Beck - Pô, cara, são tantos. Jorge Benjor, provavelmente o preferido, Caetano Veloso, Milton Nascimento. Há também esse grupo, Quarteto em Cy, de meados dos anos 60.
Folha - E aí, quando é que você vai pro Brasil?
Beck - Logo que a gente tiver tempo. Eu já venho tentando ir pra lá há uns dois anos...
Folha - Depois de "Loser", você sentiu como se tivesse de provar algo às pessoas?
Beck - É, trabalhei um monte, fiz bastante show, mas sabia que isso ia se desmanchar com o tempo -e se desmanchou. Havia horas em que eu ficava brabo com esse rótulo, mas tinha certeza de que com o tempo ele iria embora.
Folha - Com o sucesso de "Odelay" você sente que ainda tem algo a provar?
Beck - Só faço o meu negócio. "Odelay" não era pra provar nada a ninguém. Não tinha muitas expectativas. Quando terminei o álbum, depois de seis meses de trabalho, o sentimento meu e das pessoas que trabalharam junto era: "É um disco legal, se gostarem dele, vão encontrá-lo". Então foi uma surpresa que o disco pegou e vem gradualmente fazendo mais sucesso.
Folha - Irritou o fato de ser conhecido pelo rótulo de "slacker" (preguiçoso, relaxado), já que você sempre teve uma vida de bastante trabalho e dureza?
Beck - Se você vê os "slackers" como uma classe social -porque "slacker" é isso, é gente que teve uma péssima educação na rede pública e só pode encontrar trabalhos baratos a um salário de fome-, então acho que eles realmente existem. Mas aí eles são descartados, como pessoas estranhas, preguiçosas, de saco cheio e sem imaginação. E não é o caso: é gente que está lutando, tentando achar uma voz no mundo e, pelo menos nos EUA, são dominadas pela geração anterior, a dos anos 50 e 60. E, por causa da falta de educação, eles não têm uma voz! Não sabem se expressar, como articular seus sentimentos. Mas "slacker" se transformou num termo muito pejorativo, indigno.
Folha - Você nunca tem vontade de usar sua música para deixar uma mensagem?
Beck - Sim, mas mensagens são tão difíceis, especialmente em música. Porque mensagens têm a sua gravidade, certo?, e música, a melodia, é leve, não tem peso nenhum. Se você colocar uma mensagem naquilo, vai pesar sobre a melodia, e aí não flui mais. Esse é o truque. E a única mensagem importante é a que se auto-revela por meio dos ouvintes, da platéia. Eles têm de pegá-la por si próprios.

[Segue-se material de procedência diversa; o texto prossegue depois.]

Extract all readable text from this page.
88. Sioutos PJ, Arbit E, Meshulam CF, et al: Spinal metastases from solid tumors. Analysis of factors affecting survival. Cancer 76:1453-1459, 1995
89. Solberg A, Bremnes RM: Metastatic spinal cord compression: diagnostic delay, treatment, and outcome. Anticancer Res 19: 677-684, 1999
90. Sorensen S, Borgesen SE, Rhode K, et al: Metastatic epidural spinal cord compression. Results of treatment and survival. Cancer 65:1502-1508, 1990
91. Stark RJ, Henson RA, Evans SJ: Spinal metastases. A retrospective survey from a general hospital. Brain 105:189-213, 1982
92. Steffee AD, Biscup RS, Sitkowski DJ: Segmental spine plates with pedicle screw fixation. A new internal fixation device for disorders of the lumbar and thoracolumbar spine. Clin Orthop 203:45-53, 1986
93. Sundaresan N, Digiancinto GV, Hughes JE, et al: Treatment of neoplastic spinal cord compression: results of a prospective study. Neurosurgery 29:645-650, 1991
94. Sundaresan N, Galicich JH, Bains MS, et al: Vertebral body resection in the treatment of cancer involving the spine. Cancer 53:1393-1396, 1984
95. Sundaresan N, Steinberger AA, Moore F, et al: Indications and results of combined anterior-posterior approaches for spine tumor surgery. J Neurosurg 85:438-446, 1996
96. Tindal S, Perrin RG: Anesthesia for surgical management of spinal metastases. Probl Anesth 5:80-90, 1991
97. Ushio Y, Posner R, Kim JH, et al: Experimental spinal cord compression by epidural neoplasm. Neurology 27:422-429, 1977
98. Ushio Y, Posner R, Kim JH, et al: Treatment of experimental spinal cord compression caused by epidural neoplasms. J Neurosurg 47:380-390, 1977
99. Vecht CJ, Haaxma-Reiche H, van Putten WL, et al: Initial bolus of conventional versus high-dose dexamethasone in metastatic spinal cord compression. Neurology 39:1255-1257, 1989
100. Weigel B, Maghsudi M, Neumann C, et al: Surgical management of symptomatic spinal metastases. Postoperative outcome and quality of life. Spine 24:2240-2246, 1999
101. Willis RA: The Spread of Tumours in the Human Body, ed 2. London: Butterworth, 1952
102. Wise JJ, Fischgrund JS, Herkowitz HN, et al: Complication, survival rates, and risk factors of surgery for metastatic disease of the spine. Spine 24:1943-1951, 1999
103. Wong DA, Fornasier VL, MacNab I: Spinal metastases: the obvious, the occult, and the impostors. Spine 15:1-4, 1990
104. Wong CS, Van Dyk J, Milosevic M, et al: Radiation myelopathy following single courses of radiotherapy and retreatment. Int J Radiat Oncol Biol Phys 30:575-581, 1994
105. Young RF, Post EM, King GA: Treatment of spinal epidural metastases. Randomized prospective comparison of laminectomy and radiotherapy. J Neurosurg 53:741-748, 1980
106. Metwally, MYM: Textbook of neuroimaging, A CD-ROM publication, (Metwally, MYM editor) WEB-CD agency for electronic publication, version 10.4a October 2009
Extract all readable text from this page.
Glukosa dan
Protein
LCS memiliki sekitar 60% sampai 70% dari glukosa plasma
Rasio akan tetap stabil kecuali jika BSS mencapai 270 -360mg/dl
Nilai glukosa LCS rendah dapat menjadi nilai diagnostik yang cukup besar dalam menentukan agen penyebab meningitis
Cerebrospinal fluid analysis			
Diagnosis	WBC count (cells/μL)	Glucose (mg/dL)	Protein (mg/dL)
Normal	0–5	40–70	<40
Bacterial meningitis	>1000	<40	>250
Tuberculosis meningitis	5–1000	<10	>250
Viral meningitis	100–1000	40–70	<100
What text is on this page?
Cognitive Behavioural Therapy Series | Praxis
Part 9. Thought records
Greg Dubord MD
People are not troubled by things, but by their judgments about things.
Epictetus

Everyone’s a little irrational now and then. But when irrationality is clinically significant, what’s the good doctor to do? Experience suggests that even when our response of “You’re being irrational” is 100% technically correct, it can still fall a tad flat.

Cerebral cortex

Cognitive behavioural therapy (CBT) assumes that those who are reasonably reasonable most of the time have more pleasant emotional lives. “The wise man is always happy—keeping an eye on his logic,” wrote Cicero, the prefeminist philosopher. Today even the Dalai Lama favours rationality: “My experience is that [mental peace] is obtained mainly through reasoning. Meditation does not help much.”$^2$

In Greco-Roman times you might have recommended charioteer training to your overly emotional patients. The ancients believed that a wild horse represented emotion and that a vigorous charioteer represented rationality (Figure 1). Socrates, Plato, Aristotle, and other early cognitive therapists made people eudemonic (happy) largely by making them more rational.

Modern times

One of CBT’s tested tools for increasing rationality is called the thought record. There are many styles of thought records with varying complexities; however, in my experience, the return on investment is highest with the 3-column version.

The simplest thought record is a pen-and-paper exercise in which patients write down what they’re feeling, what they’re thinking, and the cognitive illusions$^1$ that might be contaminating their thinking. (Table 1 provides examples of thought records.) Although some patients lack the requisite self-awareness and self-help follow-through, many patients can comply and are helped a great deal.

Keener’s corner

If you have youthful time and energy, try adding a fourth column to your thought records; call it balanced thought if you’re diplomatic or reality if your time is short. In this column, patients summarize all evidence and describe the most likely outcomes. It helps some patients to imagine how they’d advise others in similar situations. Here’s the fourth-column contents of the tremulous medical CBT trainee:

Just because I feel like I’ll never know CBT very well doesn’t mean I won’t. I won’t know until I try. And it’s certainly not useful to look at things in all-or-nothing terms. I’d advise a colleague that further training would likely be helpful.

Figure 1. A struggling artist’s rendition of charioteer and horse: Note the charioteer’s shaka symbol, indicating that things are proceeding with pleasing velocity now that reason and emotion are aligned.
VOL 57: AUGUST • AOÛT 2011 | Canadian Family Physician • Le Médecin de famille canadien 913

Talvez nos anos 60, você podia chegar num lugar e dizer alguma coisa, e as pessoas iam dizer "sim, sim", mas agora as pessoas te derrubam. As pessoas não querem ouvir pregações, querem descobrir o caminho por si mesmas. Então é um pouco mais difícil. Realmente, não coloco mensagens nas músicas, talvez coloque idéias, que levarão às mensagens.
Folha - Você pensa em influenciar as pessoas que lhe ouvem?
Beck - Assumir esse tipo de responsabilidade..., quer dizer, tenho alguma responsabilidade, mas em última análise sou um músico, então não sou modelo pra ninguém. Se tivesse que passar algo, seria um negócio de "empowerment" (dar mais poder): se você entende ou gosta de algo e não tem recursos pra fazê-lo, não deixe que isso o impeça. Porque o mundo tende a esmagar as pessoas, especialmente se você é jovem e economicamente carente. Mas há coisas que você pode encontrar que não precisam de recursos. Não sou um orador inspirado, o tipo de cara que dá palestras (sorri). Essa é a questão com a música: música é uma fuga, mas não do mundo. É uma fuga pro espírito. Isso é muito mais efetivo do que as mensagens de anúncio publicitário. As pessoas desconfiam muito de mensagens.
Folha - Como é que você consegue achar o equilíbrio na sua vida entre realidades tão diferentes como a que você está vivendo agora e a de cinco anos atrás?
Beck - São os prazeres simples da vida, cara. Esses nunca mudam. Um bom pedaço de peixe é um bom pedaço de peixe; um bom travesseiro macio é um bom travesseiro macio, é sempre aquilo, não muda nunca. Você pode se perder no processo (de mudança). As armadilhas do sucesso são muito sedutoras, e você pode se enredar nelas. Há muitos mitos e fantasias das quais você tem de corresponder. Acho que junto o melhor do que vivi há cinco anos com o melhor do que vivo hoje.
Folha - Onde é que você acha que vai estar daqui a dez anos?
Beck - Eu vou só estar fazendo música. Espero que algumas pessoas a entendam.